The resulting pressure inside the compartment popped the bolts attaching the 13-foot Sector-4 outer aluminum skin panel, which as it blew off probably caused minor damage to the nearby high-gain S-band antenna used for translunar communications. Communications and telemetry to Earth were lost for 1.8 seconds, until the system automatically corrected by switching the antenna from narrow-band to wide-band mode.

Mechanical shock forced the oxygen valves closed on the number-1 and number-3 fuel cells, leaving them operating for only about three minutes on the oxygen in the feed lines.

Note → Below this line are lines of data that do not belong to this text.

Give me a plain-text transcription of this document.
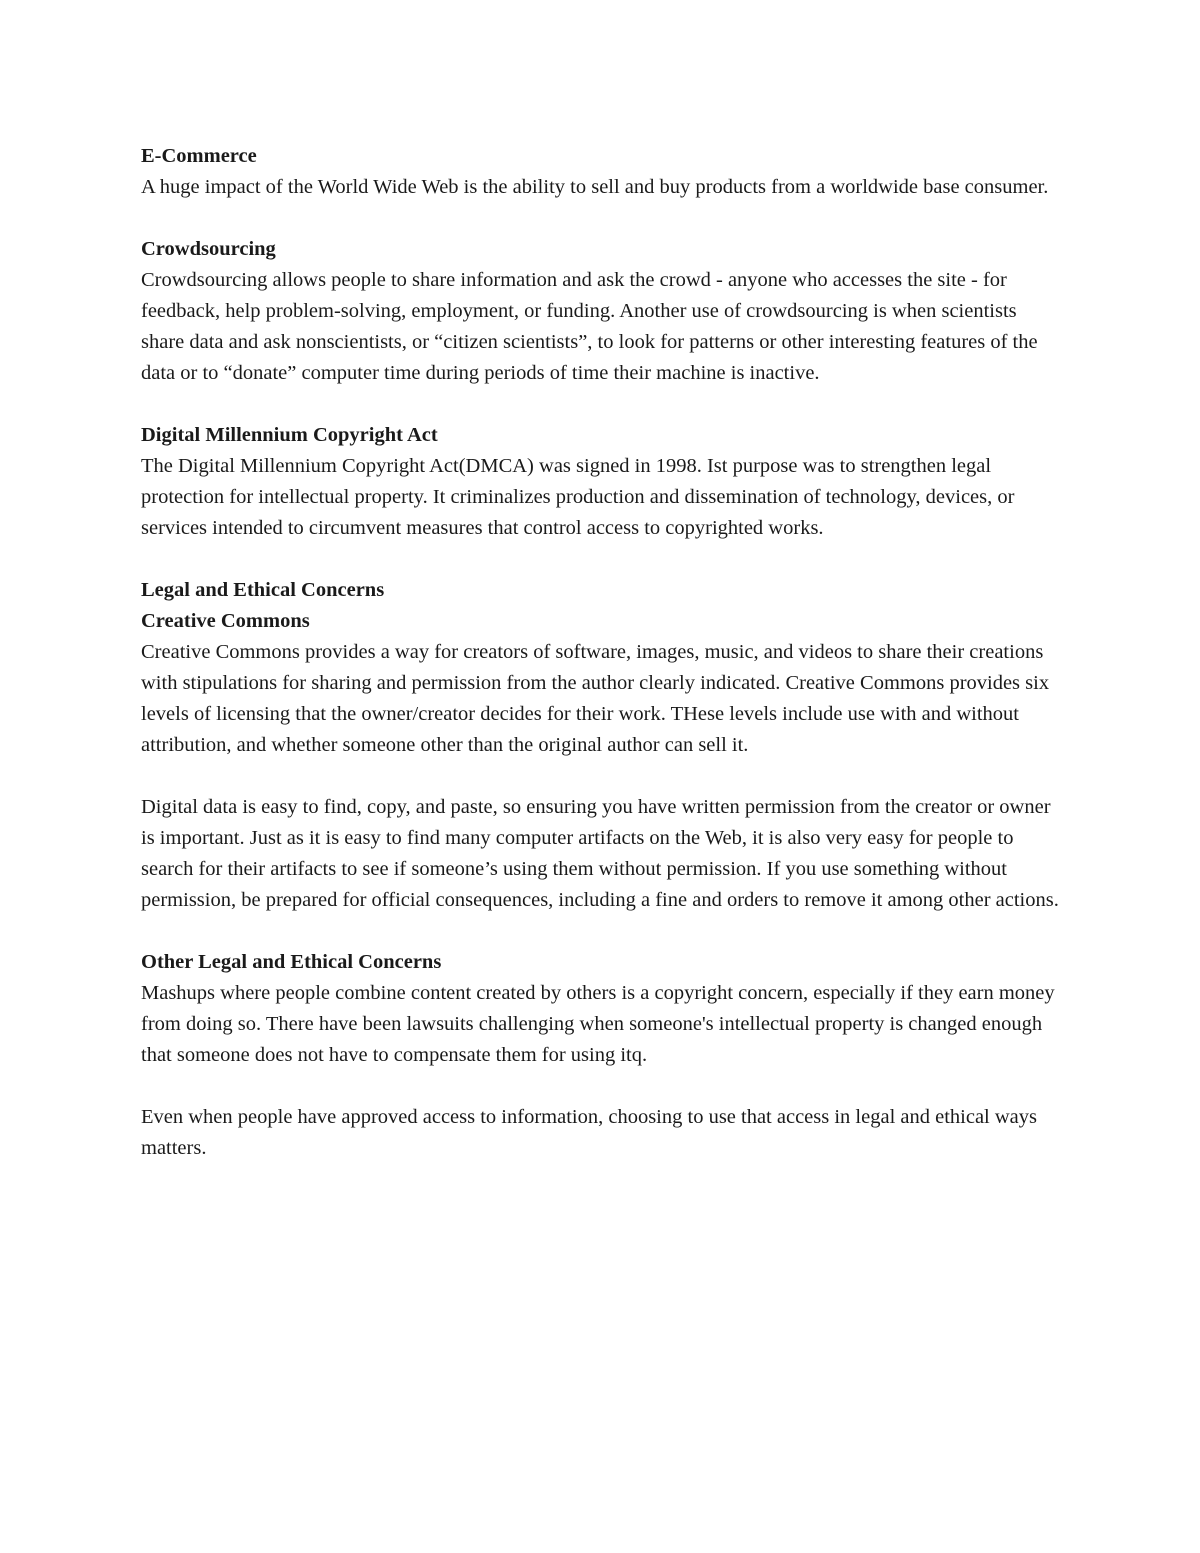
E-Commerce
A huge impact of the World Wide Web is the ability to sell and buy products from a worldwide base consumer.
Crowdsourcing
Crowdsourcing allows people to share information and ask the crowd - anyone who accesses the site - for feedback, help problem-solving, employment, or funding. Another use of crowdsourcing is when scientists share data and ask nonscientists, or “citizen scientists”, to look for patterns or other interesting features of the data or to “donate” computer time during periods of time their machine is inactive.
Digital Millennium Copyright Act
The Digital Millennium Copyright Act(DMCA) was signed in 1998. Ist purpose was to strengthen legal protection for intellectual property. It criminalizes production and dissemination of technology, devices, or services intended to circumvent measures that control access to copyrighted works.
Legal and Ethical Concerns
Creative Commons
Creative Commons provides a way for creators of software, images, music, and videos to share their creations with stipulations for sharing and permission from the author clearly indicated. Creative Commons provides six levels of licensing that the owner/creator decides for their work. THese levels include use with and without attribution, and whether someone other than the original author can sell it.
Digital data is easy to find, copy, and paste, so ensuring you have written permission from the creator or owner is important. Just as it is easy to find many computer artifacts on the Web, it is also very easy for people to search for their artifacts to see if someone’s using them without permission. If you use something without permission, be prepared for official consequences, including a fine and orders to remove it among other actions.
Other Legal and Ethical Concerns
Mashups where people combine content created by others is a copyright concern, especially if they earn money from doing so. There have been lawsuits challenging when someone's intellectual property is changed enough that someone does not have to compensate them for using itq.
Even when people have approved access to information, choosing to use that access in legal and ethical ways matters.
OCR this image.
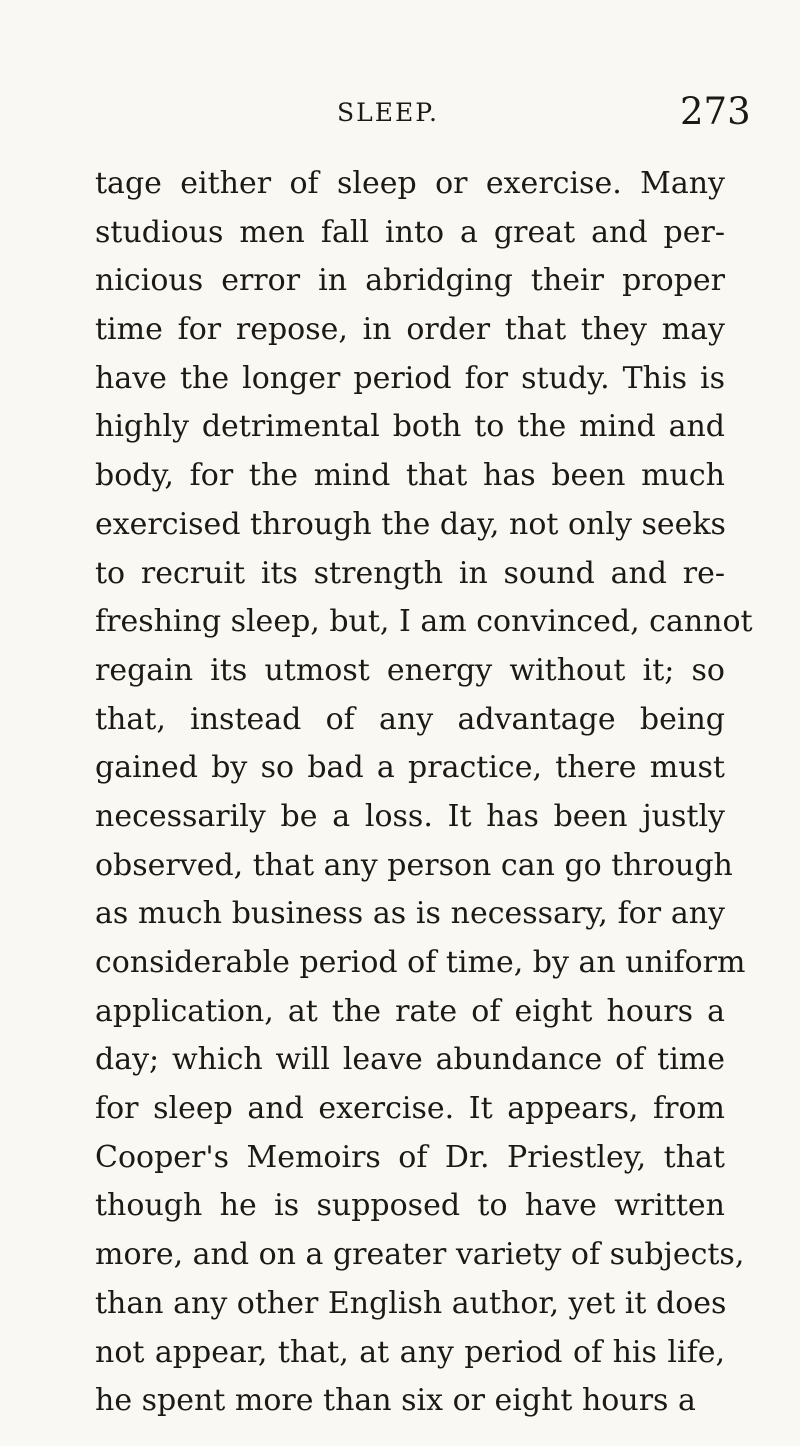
SLEEP.	273
tage either of sleep or exercise. Many
studious men fall into a great and per-
nicious error in abridging their proper
time for repose, in order that they may
have the longer period for study. This is
highly detrimental both to the mind and
body, for the mind that has been much
exercised through the day, not only seeks
to recruit its strength in sound and re-
freshing sleep, but, I am convinced, cannot
regain its utmost energy without it; so
that, instead of any advantage being
gained by so bad a practice, there must
necessarily be a loss. It has been justly
observed, that any person can go through
as much business as is necessary, for any
considerable period of time, by an uniform
application, at the rate of eight hours a
day; which will leave abundance of time
for sleep and exercise. It appears, from
Cooper's Memoirs of Dr. Priestley, that
though he is supposed to have written
more, and on a greater variety of subjects,
than any other English author, yet it does
not appear, that, at any period of his life,
he spent more than six or eight hours a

The shock also either partially ruptured a line from the number-1 oxygen tank, or caused its check or relief valve to leak, causing its contents to leak out into space over the next 130 minutes, entirely depleting the SM’s oxygen supply.[12]

Because the fuel cells combined hydrogen and oxygen to generate electricity and water, the remaining fuel cell number 2 finally shut down and left the Command Module (CM) on limited-duration battery power. The crew was forced to shut down the CM completely and to use the LM as a “lifeboat”.[13] This situation had been suggested during an earlier training simulation, but had not been considered a likely scenario.[14] Without the LM, the accident would certainly have been fatal.[15]